Agency Boss Face Jail, Fine After Placing China Jobs to Filipino Tourists

An employment agency manager has been sentenced by a Shangai court to eight years in prison and a fine of CNY200,000 (P1.56 million) for securing jobs for at least 24 Filipinos who entered China as tourists, a report from Xinhua said.

The defendant, surnamed Lui, reportedly recruited candidates in the Philippines with assistance from local partners. She helped the job seekers apply for tourist or transit visas and facilitated them to enter the China job market as domestic workers across various cities. She then kept about CNY4,000 out of a helper’s CNY6,000 monthly salary as “referral fee.”

The court heard that Liu collected around CNY350,000 in such fees. She then paid her two recruiters in the Philippines CNY730,000 out of the CNY1.2 million she collected from the workers’ wages. The recruiters, said to be a Chinese and a Filipino, will face separate charges.

Liu was charged as an aider and abettor, a felony under Chinese law that entails much more severe penalties compared with hiring illegal workers.

Despite recent talks with Manila to open its doors to Filipino workers, Beijing still uses a strict quota and screening process to limit the entry of foreigners employed as domestic workers.

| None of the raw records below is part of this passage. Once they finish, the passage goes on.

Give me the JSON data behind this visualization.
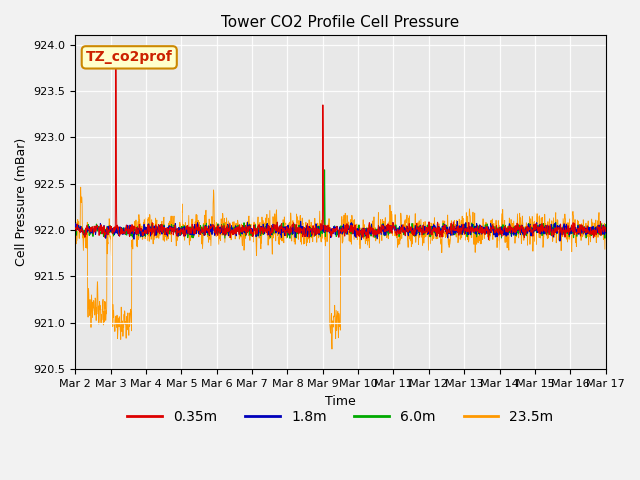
{
  "title": "Tower CO2 Profile Cell Pressure",
  "ylabel": "Cell Pressure (mBar)",
  "xlabel": "Time",
  "legend_label": "TZ_co2prof",
  "series_labels": [
    "0.35m",
    "1.8m",
    "6.0m",
    "23.5m"
  ],
  "series_colors": [
    "#dd0000",
    "#0000bb",
    "#00aa00",
    "#ff9900"
  ],
  "ylim": [
    920.5,
    924.1
  ],
  "yticks": [
    920.5,
    921.0,
    921.5,
    922.0,
    922.5,
    923.0,
    923.5,
    924.0
  ],
  "start_day": 2,
  "end_day": 17,
  "n_points": 2160,
  "base_pressure": 922.0,
  "fig_facecolor": "#f2f2f2",
  "plot_bg_color": "#e8e8e8",
  "title_fontsize": 11,
  "axis_fontsize": 9,
  "legend_fontsize": 9,
  "tick_fontsize": 8
}
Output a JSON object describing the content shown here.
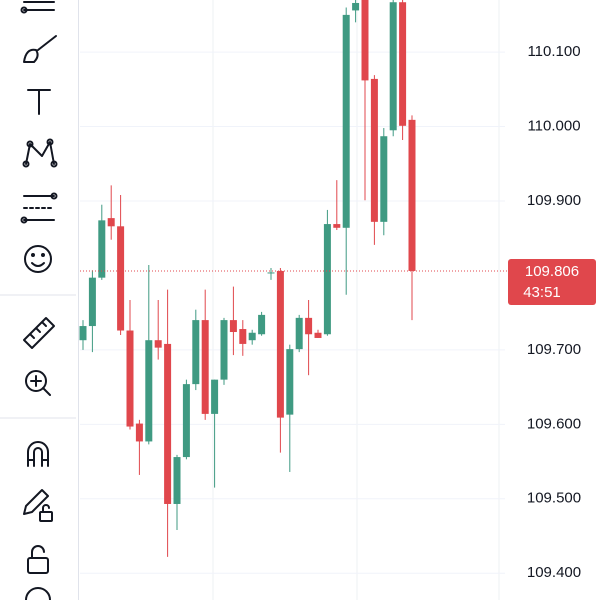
{
  "chart_data": {
    "type": "candlestick",
    "open": [
      109.713,
      109.732,
      109.797,
      109.877,
      109.866,
      109.726,
      109.601,
      109.577,
      109.713,
      109.708,
      109.493,
      109.556,
      109.654,
      109.74,
      109.614,
      109.66,
      109.74,
      109.728,
      109.713,
      109.721,
      109.803,
      109.806,
      109.613,
      109.701,
      109.743,
      109.723,
      109.721,
      109.869,
      109.864,
      110.156,
      110.17,
      110.064,
      109.872,
      109.995,
      110.167,
      110.009
    ],
    "high": [
      109.74,
      109.807,
      109.895,
      109.921,
      109.908,
      109.767,
      109.606,
      109.814,
      109.767,
      109.781,
      109.559,
      109.66,
      109.754,
      109.781,
      109.66,
      109.743,
      109.785,
      109.74,
      109.727,
      109.751,
      109.81,
      109.81,
      109.707,
      109.747,
      109.767,
      109.727,
      109.888,
      109.928,
      110.16,
      110.18,
      110.18,
      110.069,
      109.998,
      110.18,
      110.18,
      110.015
    ],
    "low": [
      109.7,
      109.697,
      109.794,
      109.848,
      109.72,
      109.593,
      109.532,
      109.573,
      109.687,
      109.422,
      109.458,
      109.553,
      109.646,
      109.606,
      109.515,
      109.653,
      109.693,
      109.692,
      109.707,
      109.719,
      109.794,
      109.562,
      109.536,
      109.697,
      109.666,
      109.716,
      109.719,
      109.861,
      109.774,
      110.14,
      109.901,
      109.841,
      109.854,
      109.987,
      109.982,
      109.74
    ],
    "close": [
      109.732,
      109.797,
      109.874,
      109.866,
      109.726,
      109.597,
      109.577,
      109.713,
      109.703,
      109.493,
      109.556,
      109.654,
      109.74,
      109.614,
      109.66,
      109.74,
      109.724,
      109.708,
      109.723,
      109.747,
      109.804,
      109.609,
      109.701,
      109.743,
      109.721,
      109.716,
      109.869,
      109.864,
      110.15,
      110.166,
      110.062,
      109.872,
      109.987,
      110.167,
      110.001,
      109.806
    ],
    "up_color": "#3f9a82",
    "down_color": "#e0474c",
    "ylim": [
      109.364,
      110.17
    ],
    "yticks": [
      {
        "value": 109.4,
        "label": "109.400"
      },
      {
        "value": 109.5,
        "label": "109.500"
      },
      {
        "value": 109.6,
        "label": "109.600"
      },
      {
        "value": 109.7,
        "label": "109.700"
      },
      {
        "value": 109.9,
        "label": "109.900"
      },
      {
        "value": 110.0,
        "label": "110.000"
      },
      {
        "value": 110.1,
        "label": "110.100"
      }
    ],
    "grid": true,
    "current_price": 109.806,
    "countdown": "43:51"
  }
}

High wages lure Filipino women to China, and middle-class families in major cities scramble to hire them because they can also tutor their kids in English.

The employment agent’s promised 6,000 yuan monthly salary is noticeably higher than wages in Hong Kong, where 48 per cent of domestic workers come from the Philippines. This comes even after the minimum allowable wage there was increased to HK$4,410 per month late last year.

Like in many other countries, those who enter China as tourists or on transit visits and who overstay their visas to work as helpers do so at their own risk. Because their contracts are not legally binding, often they will be exploited by agencies who pay late or take unexpected deductions out of their salaries. If caught, they will be deported and denied future entry to China, and in the worst case scenario, they may even face jail, labor advocates say.